ClusterSSH is packaged by a number of distributions. If your distribution doesn't have it, you also can download and build the source from the project page. Once the package is installed, execution is simple:
$ cssh host1 host2 host3 host4
A nice feature of ClusterSSH is that it automatically will tile all of the windows for you so that you get the maximum amount of visible screen space on each (Figure 1). This is particularly useful when you operate on a large number of servers at the same time. If you happen to rearrange the windows or add or remove hosts from ClusterSSH, you can press Alt-R or click Hosts→Refile Hosts to rearrange all the windows.
Now you might be saying, “That all looks fine, but you still have to specify all the servers on the command line each time. What if I have a cluster of 30 servers to manage?” Well, ClusterSSH has that covered via its configuration files. In the ~/.csshrc file, you not only can define default settings for ClusterSSH, such as terminal settings, but you also can define groups of servers. If you want to change settings for all users, you can define clusters in the /etc/clusters file and set ClusterSSH parameters in /etc/csshrc. Otherwise, ~/.csshrc works fine as a place to store all the settings for your user.
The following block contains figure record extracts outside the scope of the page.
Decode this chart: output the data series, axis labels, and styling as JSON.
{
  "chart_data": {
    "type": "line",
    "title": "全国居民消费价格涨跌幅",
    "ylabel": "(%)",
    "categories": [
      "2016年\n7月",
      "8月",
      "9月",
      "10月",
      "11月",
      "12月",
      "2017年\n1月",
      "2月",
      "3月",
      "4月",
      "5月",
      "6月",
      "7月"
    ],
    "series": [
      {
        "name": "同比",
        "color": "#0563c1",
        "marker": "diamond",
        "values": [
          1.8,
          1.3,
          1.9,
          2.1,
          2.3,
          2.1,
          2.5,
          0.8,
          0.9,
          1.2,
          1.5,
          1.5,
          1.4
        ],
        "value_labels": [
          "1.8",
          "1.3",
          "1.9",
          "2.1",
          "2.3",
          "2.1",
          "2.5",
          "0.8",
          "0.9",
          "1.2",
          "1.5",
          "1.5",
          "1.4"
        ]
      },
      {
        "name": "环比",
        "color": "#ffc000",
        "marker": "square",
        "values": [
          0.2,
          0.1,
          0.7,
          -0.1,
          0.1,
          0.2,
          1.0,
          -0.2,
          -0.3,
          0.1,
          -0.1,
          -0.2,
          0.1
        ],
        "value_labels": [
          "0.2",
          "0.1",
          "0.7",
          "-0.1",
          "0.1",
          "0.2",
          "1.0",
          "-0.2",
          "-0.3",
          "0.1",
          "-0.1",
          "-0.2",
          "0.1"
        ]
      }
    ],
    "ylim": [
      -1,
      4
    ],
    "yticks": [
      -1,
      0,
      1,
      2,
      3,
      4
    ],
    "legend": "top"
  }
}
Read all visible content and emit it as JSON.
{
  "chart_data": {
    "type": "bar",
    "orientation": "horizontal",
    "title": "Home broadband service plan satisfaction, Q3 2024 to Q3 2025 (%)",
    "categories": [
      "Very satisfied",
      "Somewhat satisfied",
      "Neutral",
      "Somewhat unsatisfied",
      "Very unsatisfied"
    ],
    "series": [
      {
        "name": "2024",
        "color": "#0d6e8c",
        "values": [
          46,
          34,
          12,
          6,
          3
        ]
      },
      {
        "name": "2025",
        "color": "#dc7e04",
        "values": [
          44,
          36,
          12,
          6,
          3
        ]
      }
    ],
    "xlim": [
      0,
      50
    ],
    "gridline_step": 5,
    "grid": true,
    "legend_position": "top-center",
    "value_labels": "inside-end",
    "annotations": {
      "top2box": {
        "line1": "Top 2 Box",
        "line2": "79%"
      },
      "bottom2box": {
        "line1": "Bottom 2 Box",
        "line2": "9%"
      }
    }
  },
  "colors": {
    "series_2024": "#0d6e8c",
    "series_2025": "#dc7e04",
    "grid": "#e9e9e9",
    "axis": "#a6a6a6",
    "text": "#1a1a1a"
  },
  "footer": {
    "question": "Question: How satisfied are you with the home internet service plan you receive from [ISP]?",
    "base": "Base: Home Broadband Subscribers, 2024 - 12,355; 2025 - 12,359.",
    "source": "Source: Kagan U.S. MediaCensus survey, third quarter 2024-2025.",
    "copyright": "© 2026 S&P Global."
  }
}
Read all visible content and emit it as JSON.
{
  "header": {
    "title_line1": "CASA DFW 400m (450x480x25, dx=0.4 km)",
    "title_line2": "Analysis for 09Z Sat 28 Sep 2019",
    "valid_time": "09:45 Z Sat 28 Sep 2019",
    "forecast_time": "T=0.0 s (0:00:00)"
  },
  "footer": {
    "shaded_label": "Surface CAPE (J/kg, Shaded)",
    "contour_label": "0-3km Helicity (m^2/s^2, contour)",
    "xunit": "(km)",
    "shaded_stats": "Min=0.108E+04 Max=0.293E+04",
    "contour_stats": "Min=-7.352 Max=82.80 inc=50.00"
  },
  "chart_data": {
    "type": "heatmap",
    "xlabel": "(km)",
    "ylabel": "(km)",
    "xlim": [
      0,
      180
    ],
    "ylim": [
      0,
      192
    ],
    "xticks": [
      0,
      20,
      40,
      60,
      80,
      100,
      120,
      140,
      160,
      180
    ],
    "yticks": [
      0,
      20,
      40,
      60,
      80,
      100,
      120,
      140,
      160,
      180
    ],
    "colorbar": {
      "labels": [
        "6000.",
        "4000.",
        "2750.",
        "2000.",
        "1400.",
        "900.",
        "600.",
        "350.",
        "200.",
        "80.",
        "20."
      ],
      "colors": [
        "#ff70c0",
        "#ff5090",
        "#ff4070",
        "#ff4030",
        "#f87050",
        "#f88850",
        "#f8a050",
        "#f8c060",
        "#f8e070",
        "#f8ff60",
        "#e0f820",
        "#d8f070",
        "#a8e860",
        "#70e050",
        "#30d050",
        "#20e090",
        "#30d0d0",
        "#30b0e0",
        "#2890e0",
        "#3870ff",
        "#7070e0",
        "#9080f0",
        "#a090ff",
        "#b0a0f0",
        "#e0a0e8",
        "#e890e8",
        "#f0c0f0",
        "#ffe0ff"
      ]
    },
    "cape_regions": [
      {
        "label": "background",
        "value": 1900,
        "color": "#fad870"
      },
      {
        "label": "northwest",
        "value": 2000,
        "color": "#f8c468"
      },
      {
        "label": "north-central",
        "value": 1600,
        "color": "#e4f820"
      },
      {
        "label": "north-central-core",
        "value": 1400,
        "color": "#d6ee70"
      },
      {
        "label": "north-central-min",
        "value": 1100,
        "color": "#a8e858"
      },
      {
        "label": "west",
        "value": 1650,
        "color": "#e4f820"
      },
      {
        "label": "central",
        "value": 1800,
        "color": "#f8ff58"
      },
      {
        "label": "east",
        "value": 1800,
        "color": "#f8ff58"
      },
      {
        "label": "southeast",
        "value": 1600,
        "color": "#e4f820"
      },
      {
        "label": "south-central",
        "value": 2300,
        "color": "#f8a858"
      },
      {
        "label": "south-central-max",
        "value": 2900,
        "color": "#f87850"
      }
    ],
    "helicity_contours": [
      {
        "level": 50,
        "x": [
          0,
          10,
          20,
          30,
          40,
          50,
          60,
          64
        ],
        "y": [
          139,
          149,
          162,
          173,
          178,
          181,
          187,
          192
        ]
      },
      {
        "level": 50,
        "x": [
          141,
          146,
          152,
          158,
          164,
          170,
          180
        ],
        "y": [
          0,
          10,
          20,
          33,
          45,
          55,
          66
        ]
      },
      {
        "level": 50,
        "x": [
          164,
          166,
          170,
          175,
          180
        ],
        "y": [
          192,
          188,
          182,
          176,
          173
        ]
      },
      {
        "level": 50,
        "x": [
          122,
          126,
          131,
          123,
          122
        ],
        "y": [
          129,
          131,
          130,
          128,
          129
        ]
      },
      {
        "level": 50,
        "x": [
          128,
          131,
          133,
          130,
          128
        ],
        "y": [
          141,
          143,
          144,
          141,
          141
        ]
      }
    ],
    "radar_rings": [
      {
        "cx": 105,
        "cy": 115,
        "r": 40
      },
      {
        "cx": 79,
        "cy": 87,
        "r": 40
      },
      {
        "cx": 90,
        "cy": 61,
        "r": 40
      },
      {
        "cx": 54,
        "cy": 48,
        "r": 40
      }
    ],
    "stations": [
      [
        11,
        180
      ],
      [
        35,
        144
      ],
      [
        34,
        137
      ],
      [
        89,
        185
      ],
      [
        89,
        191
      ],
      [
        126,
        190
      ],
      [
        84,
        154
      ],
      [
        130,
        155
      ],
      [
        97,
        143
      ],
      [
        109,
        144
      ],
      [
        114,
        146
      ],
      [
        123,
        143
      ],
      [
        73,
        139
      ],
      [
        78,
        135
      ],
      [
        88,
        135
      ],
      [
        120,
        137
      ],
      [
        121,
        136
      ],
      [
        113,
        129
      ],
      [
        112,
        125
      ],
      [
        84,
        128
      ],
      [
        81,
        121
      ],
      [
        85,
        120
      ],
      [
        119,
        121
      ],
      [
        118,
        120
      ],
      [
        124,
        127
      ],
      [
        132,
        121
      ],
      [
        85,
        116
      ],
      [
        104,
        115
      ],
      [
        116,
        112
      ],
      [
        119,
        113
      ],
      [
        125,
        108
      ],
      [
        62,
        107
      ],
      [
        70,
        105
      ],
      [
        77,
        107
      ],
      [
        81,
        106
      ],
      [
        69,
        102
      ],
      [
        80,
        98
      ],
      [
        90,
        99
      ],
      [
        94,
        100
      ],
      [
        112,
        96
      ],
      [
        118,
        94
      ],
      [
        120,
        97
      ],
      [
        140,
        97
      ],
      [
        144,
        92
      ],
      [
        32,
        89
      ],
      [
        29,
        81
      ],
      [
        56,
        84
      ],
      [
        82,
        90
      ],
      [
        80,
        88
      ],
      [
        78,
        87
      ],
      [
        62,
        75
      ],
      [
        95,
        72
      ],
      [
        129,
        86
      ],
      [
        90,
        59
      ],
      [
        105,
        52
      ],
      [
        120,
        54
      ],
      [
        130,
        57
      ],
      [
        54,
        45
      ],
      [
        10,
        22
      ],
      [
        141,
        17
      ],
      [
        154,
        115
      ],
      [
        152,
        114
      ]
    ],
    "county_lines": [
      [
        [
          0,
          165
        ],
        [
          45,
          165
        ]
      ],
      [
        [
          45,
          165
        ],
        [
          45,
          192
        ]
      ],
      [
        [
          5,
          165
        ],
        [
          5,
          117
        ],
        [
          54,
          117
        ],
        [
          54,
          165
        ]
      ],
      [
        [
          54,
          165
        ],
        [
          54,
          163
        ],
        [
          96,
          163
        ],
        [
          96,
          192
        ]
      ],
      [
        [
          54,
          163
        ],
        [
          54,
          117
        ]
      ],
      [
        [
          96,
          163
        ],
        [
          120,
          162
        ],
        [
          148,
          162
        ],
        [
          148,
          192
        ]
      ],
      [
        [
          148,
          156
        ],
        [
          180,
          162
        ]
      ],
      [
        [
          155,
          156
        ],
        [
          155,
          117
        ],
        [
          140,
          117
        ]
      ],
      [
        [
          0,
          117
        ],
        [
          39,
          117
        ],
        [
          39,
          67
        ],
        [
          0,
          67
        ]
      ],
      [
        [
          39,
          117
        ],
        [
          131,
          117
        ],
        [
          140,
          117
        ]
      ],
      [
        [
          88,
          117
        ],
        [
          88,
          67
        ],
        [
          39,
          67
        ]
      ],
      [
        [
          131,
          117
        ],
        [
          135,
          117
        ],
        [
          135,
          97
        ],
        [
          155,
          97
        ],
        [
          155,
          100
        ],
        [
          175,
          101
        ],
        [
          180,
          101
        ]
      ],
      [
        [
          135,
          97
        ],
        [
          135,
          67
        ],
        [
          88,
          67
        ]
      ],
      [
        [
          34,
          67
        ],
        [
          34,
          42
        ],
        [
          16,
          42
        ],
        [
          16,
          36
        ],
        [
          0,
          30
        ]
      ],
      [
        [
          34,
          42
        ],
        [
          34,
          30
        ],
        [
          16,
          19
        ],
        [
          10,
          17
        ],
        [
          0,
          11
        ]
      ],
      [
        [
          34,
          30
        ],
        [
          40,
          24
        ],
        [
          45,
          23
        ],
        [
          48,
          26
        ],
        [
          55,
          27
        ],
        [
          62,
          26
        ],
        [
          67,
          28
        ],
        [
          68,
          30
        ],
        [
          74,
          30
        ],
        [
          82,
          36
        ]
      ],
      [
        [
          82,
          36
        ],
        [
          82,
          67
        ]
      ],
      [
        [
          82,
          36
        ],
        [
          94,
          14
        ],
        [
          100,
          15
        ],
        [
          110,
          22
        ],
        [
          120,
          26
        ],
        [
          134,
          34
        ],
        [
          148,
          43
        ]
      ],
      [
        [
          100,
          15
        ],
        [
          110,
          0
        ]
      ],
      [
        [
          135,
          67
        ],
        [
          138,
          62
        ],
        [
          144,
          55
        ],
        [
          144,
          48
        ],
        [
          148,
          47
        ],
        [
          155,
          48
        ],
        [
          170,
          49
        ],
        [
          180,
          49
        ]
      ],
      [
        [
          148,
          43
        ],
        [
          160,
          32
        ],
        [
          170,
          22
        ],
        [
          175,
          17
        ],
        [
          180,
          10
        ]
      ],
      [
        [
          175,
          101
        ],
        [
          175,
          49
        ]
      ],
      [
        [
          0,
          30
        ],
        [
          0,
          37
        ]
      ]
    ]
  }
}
Here's a sample ~/.csshrc that highlights some of the useful options:
terminal_args = -fg green terminal_font = 7x14 clusters = web dbtest dbprod dns web = web1 web2 web3 web4 web5 web6 web7 web8 web9 web10 dbtest = email@example.com firstname.lastname@example.org dbprod = email@example.com firstname.lastname@example.org dns = root@ns1 root@ns2 email@example.com
The first two options in this file configure terminal settings. First, I set the foreground to green on my xterm (since green on black is the one true terminal color), and then I set the terminal font. The third line sets the clusters option and defines aliases for all the clusters you will define below. Note that if you define a cluster in this file but don't remember to add it to the cluster option, you won't be able to access it. Below the clusters option, I've defined a number of different clusters. The syntax is essentially clustername = serverlist with each hostname separated by spaces. As you can see in the examples, you can specify servers strictly by hostname (in which case your DNS search path will attempt to resolve the fully qualified domain name), by the host's fully qualified domain name or by IP. If you want to log in under a different user name, you also can specify that on a host-by-host basis.
Once your configuration file is in place, you can connect any or all of the cluster aliases on the command line. So, if I wanted to run a command on all the Web servers I would type:
$ cssh web
If I wanted to access both the dbtest and dbprod servers, I would type:
$ cssh dbtest dbprod
One downside when you specify multiple host groups is that if you don't have SSH keys set up, you might have to type in different passwords for each host. In that case, you need to highlight each terminal window individually and then log in. After that, you can return to the Tk control window and execute commands across all hosts.
All in all, I've found ClusterSSH to be an invaluable tool for managing small-to-medium groups of servers. The interface is pretty straightforward, and there is something so cool about being able to paste 20 lines of configuration to a vim session across 30 hosts or quickly run tail against all of your Web server logs. I've found I use it the most to deploy packages to groups of servers. I can single out one server to make sure the package works correctly, then toggle that server off and apply it to the rest.